Contagion is dull, primarily because the protagonist is a random, impersonal pandemic which by definition is finally lacking drama, the dullness made worse because you don’t care about the people in the story, all of whom seem robotic, minimal and faced with trivial moral dilemmas in all-too-familiar roles in the exhausted storyline. They are victims. The pull is a very ordinary schadenfreude which is adverse to remedy, existent or sought.

In Contagion, therefore, the supposed heroes–primarily medical people frantically seeking a vaccine–do little but go through the familiar motions. So do the victims.

Said differently: this is a tired movie. The production facets of Contagion–directing, writing, acting–seem weary. The movie is a sleepwalk, its storyline watered down, its effect not scary.

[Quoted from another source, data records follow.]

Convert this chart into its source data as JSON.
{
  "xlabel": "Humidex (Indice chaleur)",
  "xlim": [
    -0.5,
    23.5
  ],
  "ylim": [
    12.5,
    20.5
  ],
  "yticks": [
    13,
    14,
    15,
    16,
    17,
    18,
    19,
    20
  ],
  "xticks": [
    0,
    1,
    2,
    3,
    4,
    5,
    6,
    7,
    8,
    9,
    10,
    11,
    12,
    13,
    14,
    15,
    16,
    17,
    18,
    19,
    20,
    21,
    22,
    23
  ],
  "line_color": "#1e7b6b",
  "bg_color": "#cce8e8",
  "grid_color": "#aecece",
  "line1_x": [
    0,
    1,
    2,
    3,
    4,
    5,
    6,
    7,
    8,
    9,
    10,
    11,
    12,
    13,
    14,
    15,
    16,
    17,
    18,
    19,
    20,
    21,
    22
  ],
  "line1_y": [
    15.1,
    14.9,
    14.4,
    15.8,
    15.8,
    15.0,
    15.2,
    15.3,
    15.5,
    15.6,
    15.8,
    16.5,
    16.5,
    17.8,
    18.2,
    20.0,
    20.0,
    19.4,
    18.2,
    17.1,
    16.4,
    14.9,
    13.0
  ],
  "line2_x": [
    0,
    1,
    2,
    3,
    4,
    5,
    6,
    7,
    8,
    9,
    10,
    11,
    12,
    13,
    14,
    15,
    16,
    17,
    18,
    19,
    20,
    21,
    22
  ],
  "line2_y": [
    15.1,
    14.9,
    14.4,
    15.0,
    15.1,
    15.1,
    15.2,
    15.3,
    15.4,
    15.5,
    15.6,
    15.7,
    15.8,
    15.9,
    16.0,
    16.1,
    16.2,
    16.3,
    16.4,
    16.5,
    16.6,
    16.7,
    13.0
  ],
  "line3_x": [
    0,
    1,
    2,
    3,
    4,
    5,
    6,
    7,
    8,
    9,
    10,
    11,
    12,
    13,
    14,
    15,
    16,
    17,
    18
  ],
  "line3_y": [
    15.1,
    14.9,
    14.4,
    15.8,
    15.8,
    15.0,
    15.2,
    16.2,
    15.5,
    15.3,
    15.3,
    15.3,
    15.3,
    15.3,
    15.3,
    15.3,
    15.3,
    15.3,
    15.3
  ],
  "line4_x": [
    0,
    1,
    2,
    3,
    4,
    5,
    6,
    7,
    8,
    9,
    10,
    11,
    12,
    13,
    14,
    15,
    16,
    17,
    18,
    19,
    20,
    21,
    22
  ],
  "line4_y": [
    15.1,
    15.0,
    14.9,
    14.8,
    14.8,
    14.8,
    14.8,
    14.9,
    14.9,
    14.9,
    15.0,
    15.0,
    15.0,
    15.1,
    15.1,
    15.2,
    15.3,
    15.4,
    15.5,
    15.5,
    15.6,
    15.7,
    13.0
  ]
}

Contagion is a strain of an actual contemporary entertainment pandemic, medical victimology. It is infecting much media entertainment these days: not only is it cheap and easy to present, but there appears to be an insatiable pop thirst for medical schlock, the stories of victims sick through uncaring Nature.

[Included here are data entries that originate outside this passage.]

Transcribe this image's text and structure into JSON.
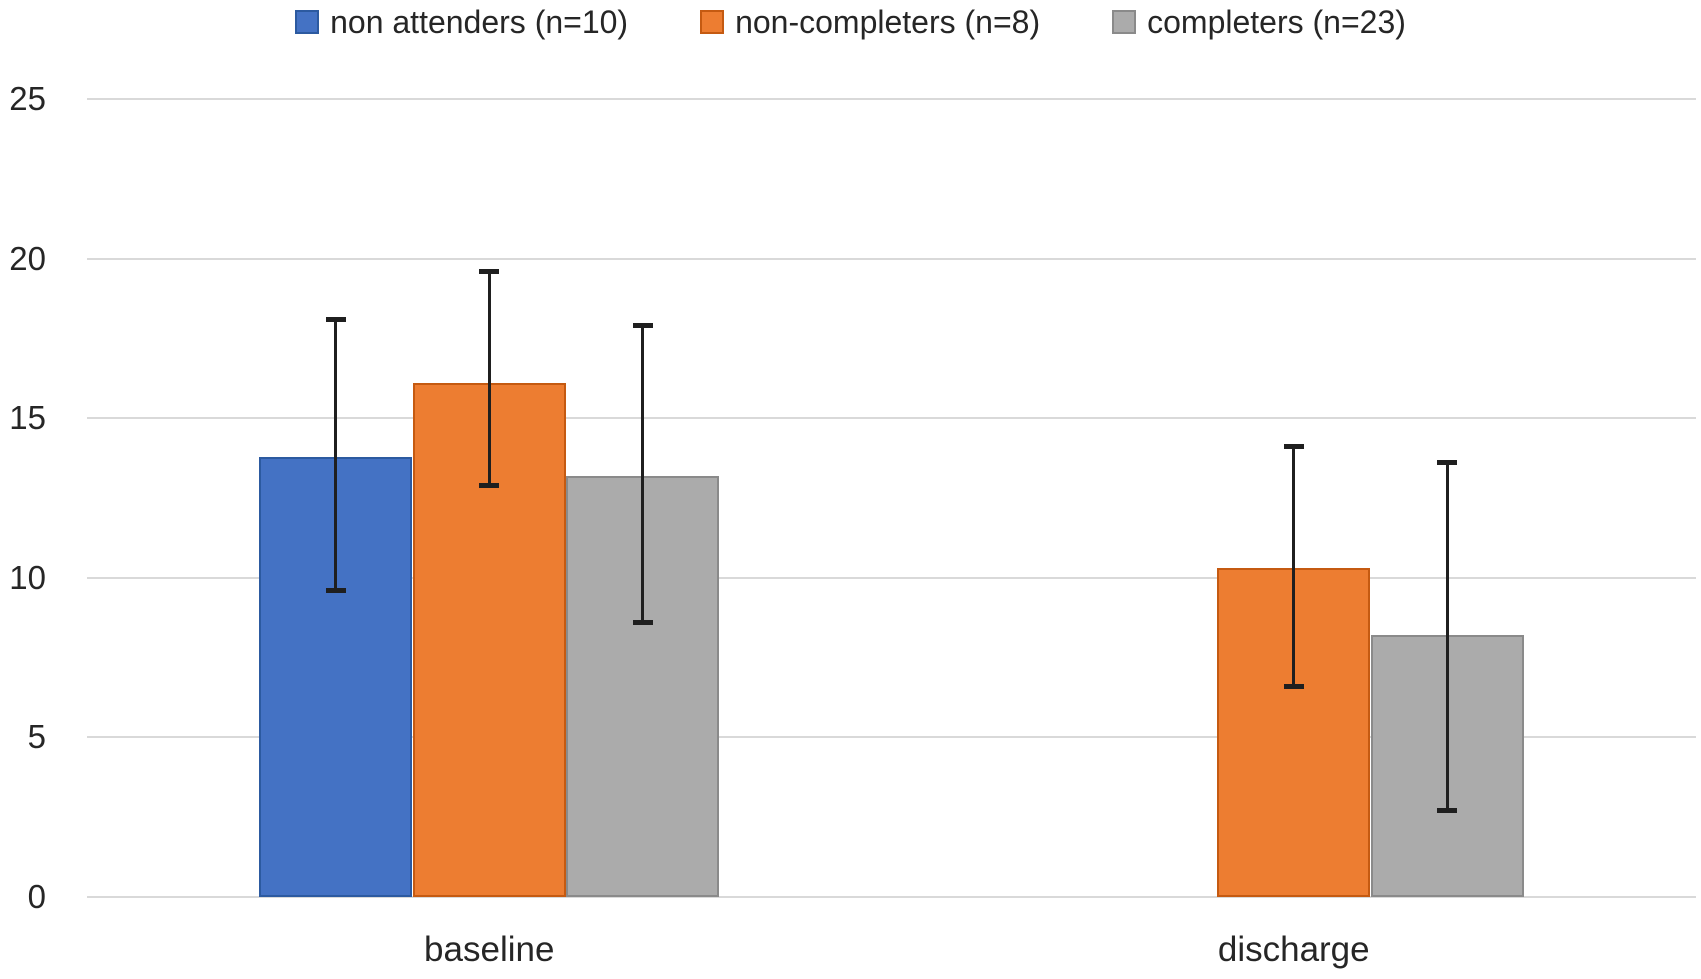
{
  "chart_data": {
    "type": "bar",
    "title": "",
    "categories": [
      "baseline",
      "discharge"
    ],
    "series": [
      {
        "name": "non attenders (n=10)",
        "color": "#4472C4",
        "edge_color": "#2C5AA0",
        "values": [
          13.8,
          null
        ],
        "error_low": [
          9.6,
          null
        ],
        "error_high": [
          18.1,
          null
        ]
      },
      {
        "name": "non-completers (n=8)",
        "color": "#ED7D31",
        "edge_color": "#C55A11",
        "values": [
          16.1,
          10.3
        ],
        "error_low": [
          12.9,
          6.6
        ],
        "error_high": [
          19.6,
          14.1
        ]
      },
      {
        "name": "completers (n=23)",
        "color": "#ABABAB",
        "edge_color": "#8A8A8A",
        "values": [
          13.2,
          8.2
        ],
        "error_low": [
          8.6,
          2.7
        ],
        "error_high": [
          17.9,
          13.6
        ]
      }
    ],
    "ylim": [
      0,
      25
    ],
    "yticks": [
      0,
      5,
      10,
      15,
      20,
      25
    ],
    "xlabel": "",
    "ylabel": "",
    "grid": true,
    "legend_position": "top",
    "error_bar_color": "#1F1F1F",
    "gridline_color": "#D9D9D9",
    "text_color": "#262626",
    "background": "#FFFFFF"
  }
}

Wooden performances by Damon, Fishburne, Paltrow, Law and others.

The director, Stephen Soderbergh, directed Erin Brokovich. You’d expect more from a person of his talent in Contagion. But he wants to stay employed, you’re sure (as do the “megastars” who all play bit roles in Contagion and are probably glad to have them), and there’s nothing much in Contagion for Soderbergh to work with. That must be because of the cynicism about their audience among the powers that be in Tinseltown who finally green-light the movie projects. Maybe they’re increasingly right these days in their cynicism. But they can’t take much comfort here. After all, most probably they’re weary because nevertheless that audience, perhaps now more contemptible than ever to them, is leaving them.